In the meanwhile, it should be motioned that the loading dose of dexmedetomidine was infused within 10 min in many previous studies [11,39,42], while we tried to infuse dexmedetomidine single dose within 5 min under close monitoring [43-45]. It was showed that no hypotension, bradycardia, tachycardia and hypertension took place after receiving these doses of dexmedetomidine within relatively shorter time (5 min).

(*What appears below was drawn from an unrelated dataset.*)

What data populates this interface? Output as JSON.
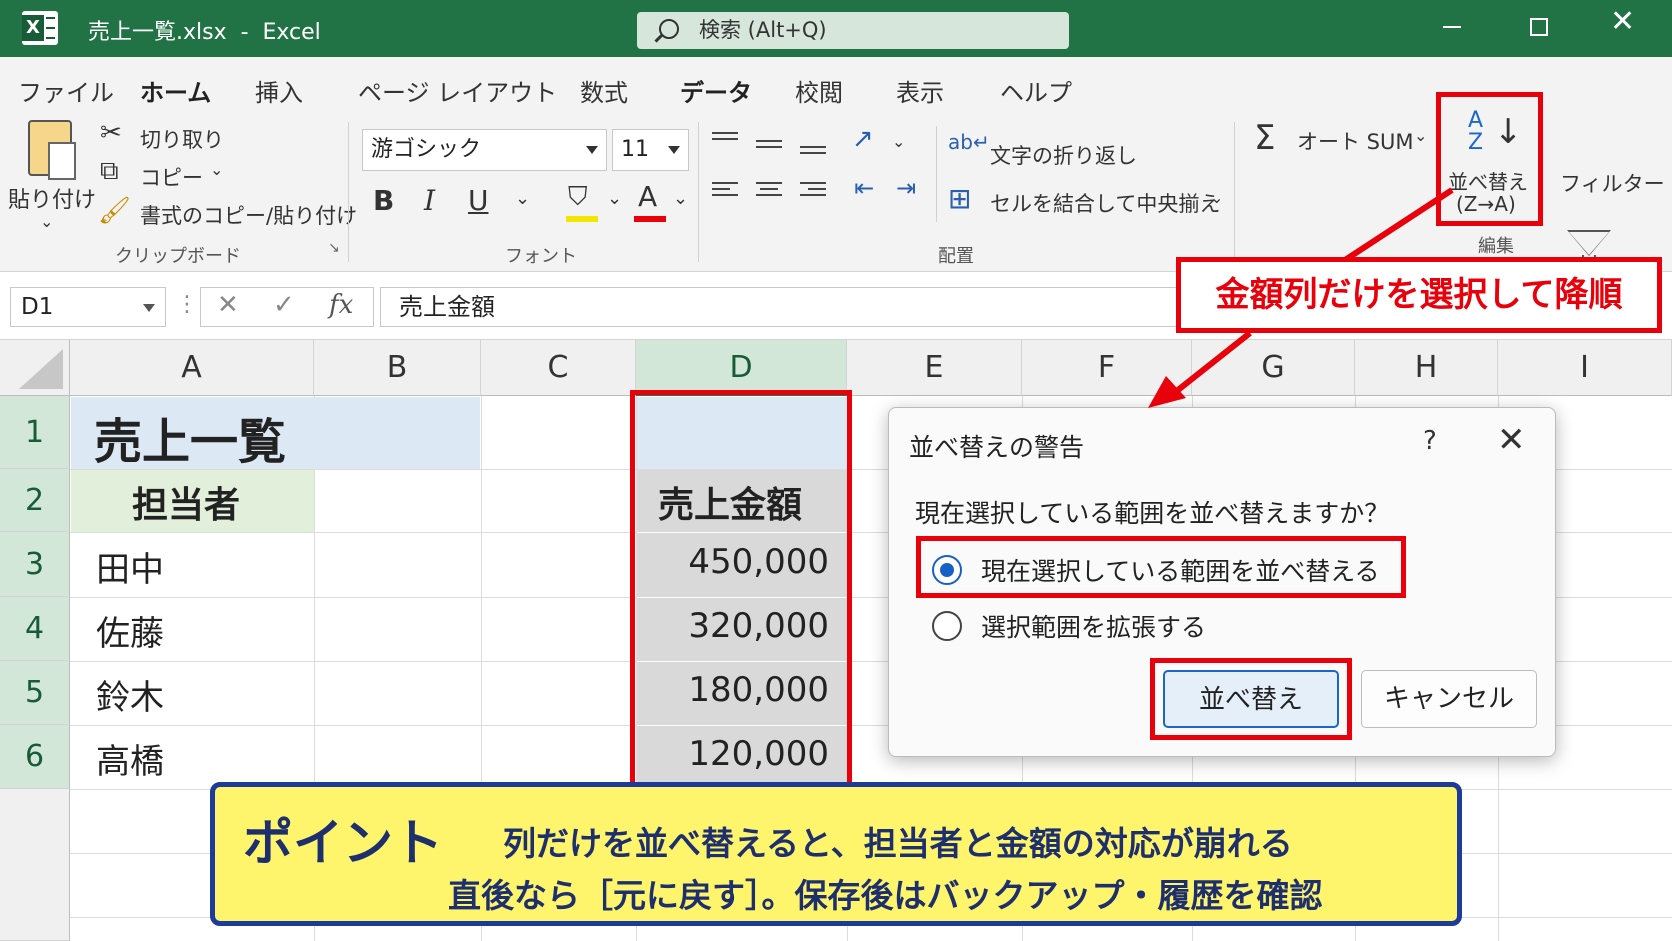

Recovery time was widely concerned by endoscopists and anesthesiologists [9,17,30,32,46]. Rapid recovery is important for patients and hospitals. Using dexmedetomidine for sedation may cause prolonged recovery in term of pharmacological properties, as dexmedetomidine has a relatively long elimination half-life (approximately 2 h) [33,47,48]. It was demonstrated that dexmedetomidine caused prolonged recovery time in outpatient shock wave lithotripsy, compared with midazolam/fentanyl combination [48]. Arain and Ebert et al. demonstrated that a prolonged sedative effect occured after intraoperative use of dexmedetomidine compared with propofol [49]. Arzu ET et al . [50] demonstrated that there was a slower recovery in dexmedetomidine-propofol combination group, than in ketamine-propofol combination group. However, in some other studies, it was found that the use of dexamethasone did not prolong the recovery time. In Takashi Nonaka1’s study [16], there were no significant difference in recovery times between Combination group (dexmedetomidine and propofol) and Propofol alone group during gastric endoscopic submucosal dissection. The median (ranges) of recovery time was 7 (3-23) min in Combination group and 5 (3-20) min in Propofol alone group. Even Senem Koruk et al. [39] demonstrated that a shorter recovery time with the dexmedetomidine-propofol co-administration for ERCP patients, compared with the midazolam-propofol co-administration. In our study, we found the recovery time of Group DEX0.5 was significantly shorter than that of the other groups. There are two possible reasons: one is that we just gave the single dose of dexmedetomidine (0.5 μg/kg dexmedetomidine in 5 min) without continuous administration, which single dose was unlikely to cause drug accumulation and prolong awakening time; the second is that the decrease in the EC50 of TCI propofol is also conducive to rapid recovery. However, on the other hand, there was no difference in recovery time between Group DEX1.0 (1.0 μg/kg dexmedetomidine within 5 min) and Group Control (propofol alone).
There was one limitation in our study. Although we require gastroenterologists with the same qualifications and experience to perform endoscopy, there are inevitably differences in operating techniques and skills between different gastroenterologists, which may cause patients to respond differently to the same depth of anesthesia.